The low walls were of grayish mud, set in a rough frame-work. The floor was covered with a bed of reeds. A cotton cloth, to keep out the gnats, hung before the door. There was a stationary table against the wall at the right, near the head of the bed; it was a flat stone supported by four pieces of timber fastened to the floor.
Renaud set his candle down on the stone. The gitana, already seated on the rough bed, watched him with a savage look in her eyes. She began to feel that she was a little too much in his power, that it was a little too much like being under his roof.
The cabin was like all the cabins in the district. From the ceiling bunches of reed blossoms hung like waving silver plumes. The big cross-timbers of the ceiling were pinned together with wooden pegs, the large ends of which projected, and some few scraps of worn-out clothes were still hanging from them. There was a fire-place in one corner, made of large stones placed side by side, and in the roof, directly above it, was a hole for the smoke.

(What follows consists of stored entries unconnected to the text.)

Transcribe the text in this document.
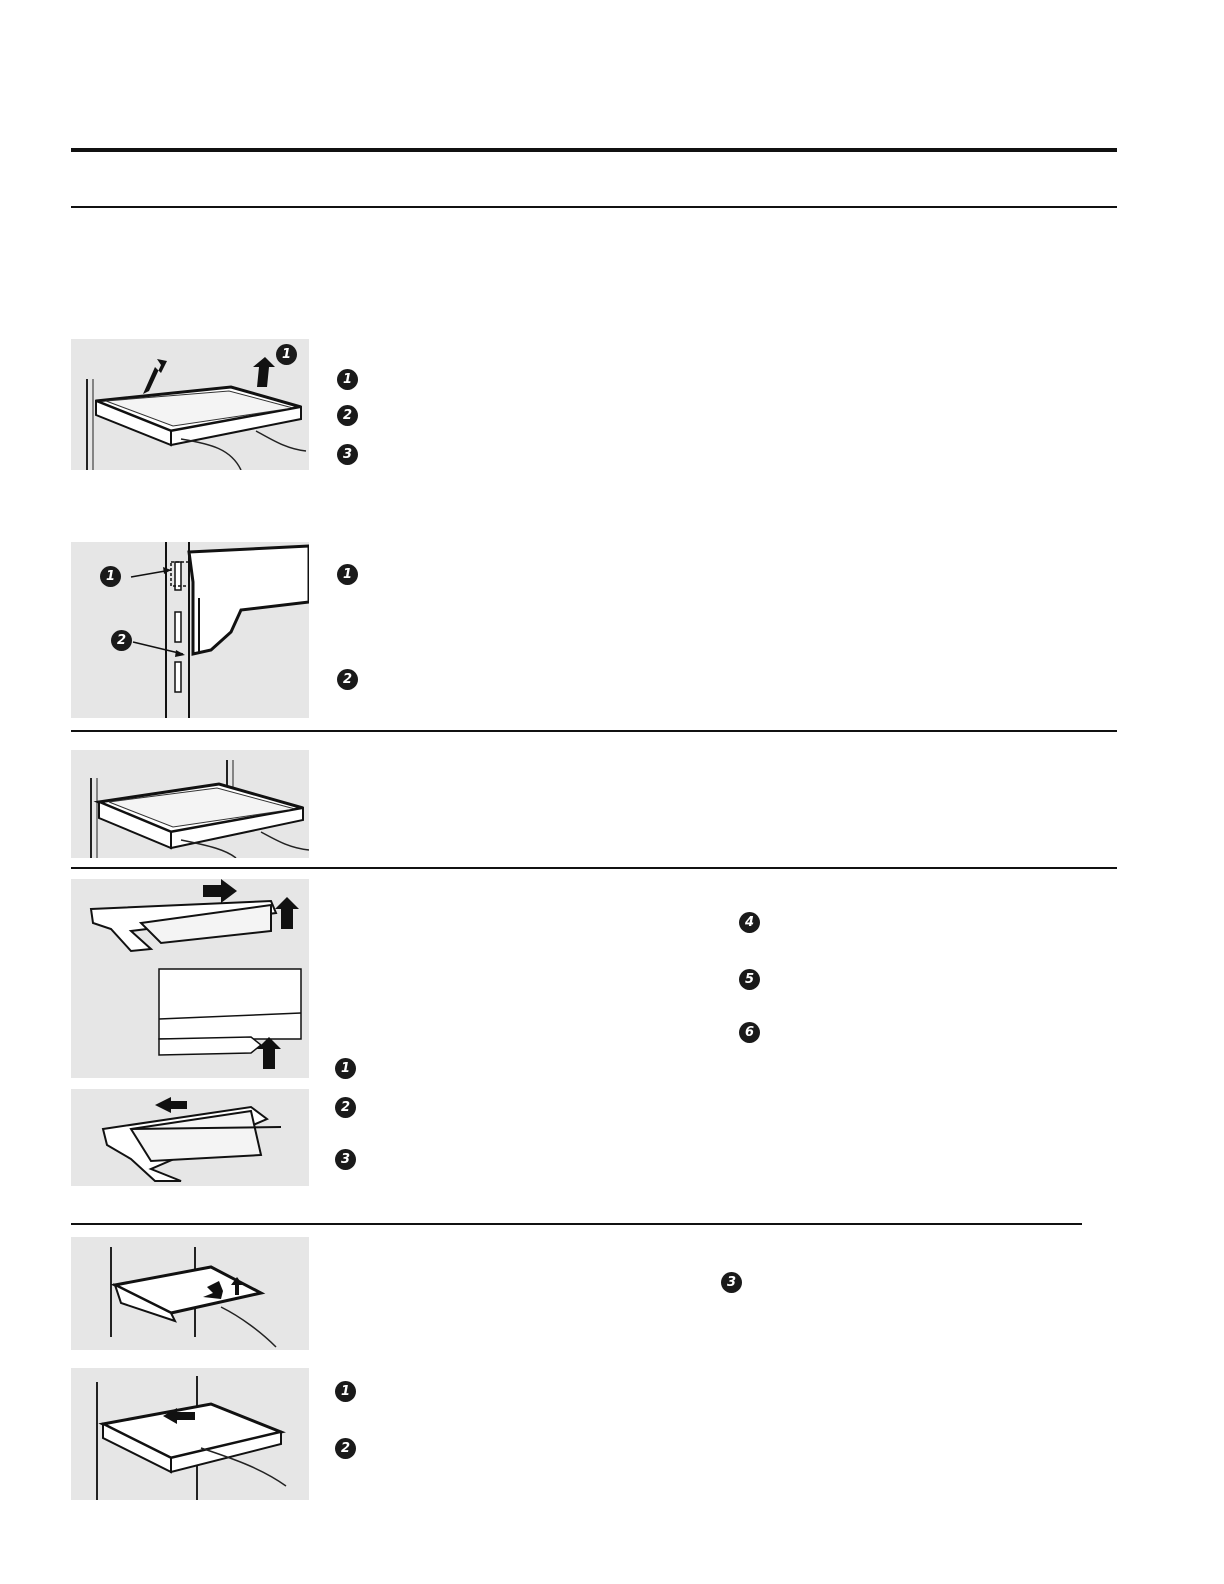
1
1
2
1
2
3
1
2
4
5
6
1
2
3
3
1
2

Renaud hung his wallet on one of the pegs.
“Now, wait for me,” he said, with a loud laugh, “I’m going out to attend to the horse.”
She was surprised, but after she had glanced at him, she could think of nothing but Rampal.
He went out to Blanchet, removed the saddle and laid it on the ground, then mounted him, bareback, and rode him to a pasture some distance away, where he hobbled him and left him.
A quarter of an hour later, Renaud returned, with his saddle across his shoulders, to the cabin where Zinzara was awaiting him. But, as he walked along the solid path, a black ribbon covered by a sheet of shallow water, he took up the stakes that marked one edge of the path, and moved them from the right side to the left;—so that, if that beggarly Rampal, the only man likely to follow him to that lair, chose to come there, he certainly would not go far, but would remain there, buried up to his neck at least!
When he had changed the position of the first twenty stakes, the only ones visible from the shore of the bog, Renaud stood up and walked swiftly toward the cabin. His heart at that moment was sad, and more filled with slime and noxious things than the waters of the swamp, which, though they glistened in the moonlight, were black beneath the surface.